Employers and workers would stop paying premiums to health insurers and would instead pay more in taxes, according to one version of a single-payer plan described by Chicago-based Physicians for a National Health Program.

Instead of paying roughly 8 percent of each worker’s salary for health benefits, employers would pay a 7-percent payroll tax. And workers, instead of paying about 2 percent of their salary for health insurance premiums, as the works do now, they would instead pay an additional 2 percent income tax.

This Medicare-for-all program would negotiate with hospitals on proper payments to cover their costs, but the program would not allow hospitals to retain an operating surplus—just like Fischer assumed in his thought experiment.

And public boards would determine when new equipment and new facilities were justified by hospitals—much like the Indiana Utility Regulatory Commission does with electric and gas utilities.

Such measures would certainly reduce reimbursement rates to doctors and hospitals, but Physicians for a National Health Program argues that the higher volume of patients would keep overall incomes steady.

Physicians for a National Health Program would like to see Medicare overhaul the way it pays doctors—to bring specialist payments down and primary care physicians’ payments up—and not to lump hospitals’ capital costs in with their operating costs.

It’s hard to argue with the steady-state numbers on a single-payer system. My questions on this issue have always been about the dynamic reaction of American voters and consumers: Would individual patients accept the decisions of a local board as to what benefits are covered and what are not? Or would they launch a political backlash that led to richer and richer benefits?
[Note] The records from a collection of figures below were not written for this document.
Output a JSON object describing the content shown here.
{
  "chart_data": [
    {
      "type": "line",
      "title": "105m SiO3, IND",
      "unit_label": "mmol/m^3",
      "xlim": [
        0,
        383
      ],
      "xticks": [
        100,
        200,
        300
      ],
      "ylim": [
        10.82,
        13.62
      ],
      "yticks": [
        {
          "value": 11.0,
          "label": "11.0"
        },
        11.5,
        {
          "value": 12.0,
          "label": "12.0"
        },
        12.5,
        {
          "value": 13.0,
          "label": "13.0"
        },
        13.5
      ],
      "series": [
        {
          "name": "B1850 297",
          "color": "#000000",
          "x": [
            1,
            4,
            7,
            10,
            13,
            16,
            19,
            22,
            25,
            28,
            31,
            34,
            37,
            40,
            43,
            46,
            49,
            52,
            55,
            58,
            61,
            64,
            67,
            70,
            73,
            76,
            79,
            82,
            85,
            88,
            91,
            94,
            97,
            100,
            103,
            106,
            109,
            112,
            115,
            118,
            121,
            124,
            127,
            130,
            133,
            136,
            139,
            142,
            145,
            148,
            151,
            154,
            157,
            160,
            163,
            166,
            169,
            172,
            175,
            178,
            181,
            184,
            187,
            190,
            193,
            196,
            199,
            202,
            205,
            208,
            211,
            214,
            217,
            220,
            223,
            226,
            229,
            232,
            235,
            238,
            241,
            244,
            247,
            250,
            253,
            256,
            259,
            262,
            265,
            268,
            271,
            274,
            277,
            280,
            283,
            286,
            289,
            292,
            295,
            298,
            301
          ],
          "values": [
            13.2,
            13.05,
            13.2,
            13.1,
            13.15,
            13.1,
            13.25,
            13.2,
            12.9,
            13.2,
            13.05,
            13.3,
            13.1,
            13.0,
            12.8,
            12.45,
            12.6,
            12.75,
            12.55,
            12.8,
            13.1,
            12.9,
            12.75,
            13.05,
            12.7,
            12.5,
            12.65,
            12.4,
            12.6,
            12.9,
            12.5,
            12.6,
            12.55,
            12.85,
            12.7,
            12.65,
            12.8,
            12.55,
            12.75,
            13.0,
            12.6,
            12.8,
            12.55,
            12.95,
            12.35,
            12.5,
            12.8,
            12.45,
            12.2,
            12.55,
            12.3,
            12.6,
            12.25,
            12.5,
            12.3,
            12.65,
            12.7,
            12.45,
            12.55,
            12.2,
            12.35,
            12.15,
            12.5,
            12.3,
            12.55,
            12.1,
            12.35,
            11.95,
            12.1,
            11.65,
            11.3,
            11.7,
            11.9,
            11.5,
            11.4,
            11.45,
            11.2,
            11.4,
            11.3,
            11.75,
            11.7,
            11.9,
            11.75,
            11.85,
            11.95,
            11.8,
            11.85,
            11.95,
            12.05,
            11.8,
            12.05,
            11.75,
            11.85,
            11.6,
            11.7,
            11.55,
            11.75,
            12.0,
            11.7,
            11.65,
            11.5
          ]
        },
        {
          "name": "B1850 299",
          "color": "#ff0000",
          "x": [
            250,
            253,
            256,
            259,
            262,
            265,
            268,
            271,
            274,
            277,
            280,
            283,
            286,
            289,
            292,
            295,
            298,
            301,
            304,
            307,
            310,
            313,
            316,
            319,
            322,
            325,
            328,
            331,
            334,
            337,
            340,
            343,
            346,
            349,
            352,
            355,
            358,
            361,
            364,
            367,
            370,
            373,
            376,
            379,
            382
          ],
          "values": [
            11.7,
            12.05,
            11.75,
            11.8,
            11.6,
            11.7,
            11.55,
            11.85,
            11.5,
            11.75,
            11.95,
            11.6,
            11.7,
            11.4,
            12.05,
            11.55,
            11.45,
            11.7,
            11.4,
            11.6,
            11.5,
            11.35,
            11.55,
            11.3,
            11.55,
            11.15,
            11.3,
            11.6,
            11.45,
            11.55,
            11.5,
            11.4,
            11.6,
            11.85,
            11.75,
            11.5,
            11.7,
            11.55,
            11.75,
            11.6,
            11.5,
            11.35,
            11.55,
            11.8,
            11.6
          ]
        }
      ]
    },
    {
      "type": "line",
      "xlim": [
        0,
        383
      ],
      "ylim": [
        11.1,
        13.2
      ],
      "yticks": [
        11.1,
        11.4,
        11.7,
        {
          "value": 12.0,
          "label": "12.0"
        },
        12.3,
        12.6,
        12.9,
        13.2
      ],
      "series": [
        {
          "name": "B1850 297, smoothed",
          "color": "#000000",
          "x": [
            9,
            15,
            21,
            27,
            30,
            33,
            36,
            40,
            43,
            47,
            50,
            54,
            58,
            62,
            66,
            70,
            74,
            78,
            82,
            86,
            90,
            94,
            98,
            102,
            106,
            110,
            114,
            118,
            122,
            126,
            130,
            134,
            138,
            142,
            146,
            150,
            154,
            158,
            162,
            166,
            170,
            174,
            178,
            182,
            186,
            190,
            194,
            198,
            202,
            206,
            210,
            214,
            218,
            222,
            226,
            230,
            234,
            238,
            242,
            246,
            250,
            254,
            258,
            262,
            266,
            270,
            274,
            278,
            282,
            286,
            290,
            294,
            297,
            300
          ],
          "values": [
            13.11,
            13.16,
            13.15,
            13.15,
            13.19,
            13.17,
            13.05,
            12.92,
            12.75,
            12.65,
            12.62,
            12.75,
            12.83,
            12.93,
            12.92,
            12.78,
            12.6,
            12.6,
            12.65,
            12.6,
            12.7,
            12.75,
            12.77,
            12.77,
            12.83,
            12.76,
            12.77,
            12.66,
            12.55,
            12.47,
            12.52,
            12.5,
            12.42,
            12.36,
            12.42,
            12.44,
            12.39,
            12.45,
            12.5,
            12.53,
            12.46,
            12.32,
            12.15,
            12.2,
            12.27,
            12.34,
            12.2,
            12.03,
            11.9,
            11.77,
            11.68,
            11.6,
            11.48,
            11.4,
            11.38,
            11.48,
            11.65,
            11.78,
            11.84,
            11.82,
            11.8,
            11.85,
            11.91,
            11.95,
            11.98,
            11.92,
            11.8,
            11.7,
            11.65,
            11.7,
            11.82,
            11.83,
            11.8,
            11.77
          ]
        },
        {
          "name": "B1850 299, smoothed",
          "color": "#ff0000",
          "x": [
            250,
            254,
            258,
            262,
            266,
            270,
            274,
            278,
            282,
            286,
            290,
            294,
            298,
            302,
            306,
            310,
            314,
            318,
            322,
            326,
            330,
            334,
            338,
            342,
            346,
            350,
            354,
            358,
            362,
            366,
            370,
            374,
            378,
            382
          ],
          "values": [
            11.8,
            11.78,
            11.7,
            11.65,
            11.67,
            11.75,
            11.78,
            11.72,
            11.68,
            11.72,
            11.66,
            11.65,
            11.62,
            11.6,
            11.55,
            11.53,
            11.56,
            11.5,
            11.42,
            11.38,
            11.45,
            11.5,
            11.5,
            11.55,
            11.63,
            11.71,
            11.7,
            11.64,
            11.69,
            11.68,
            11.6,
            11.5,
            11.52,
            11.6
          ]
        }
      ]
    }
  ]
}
Would workers prove more allergic to tax increases than they have been to premium rate increases, causing the national health insurance program to starve for revenue if health costs continue to rise?

Would hospitals and doctors accept no-margin business or would they find ways to serve more and more patients outside the national health insurance system?

If Obamacare doesn’t work as hoped, we might all start debating these questions again.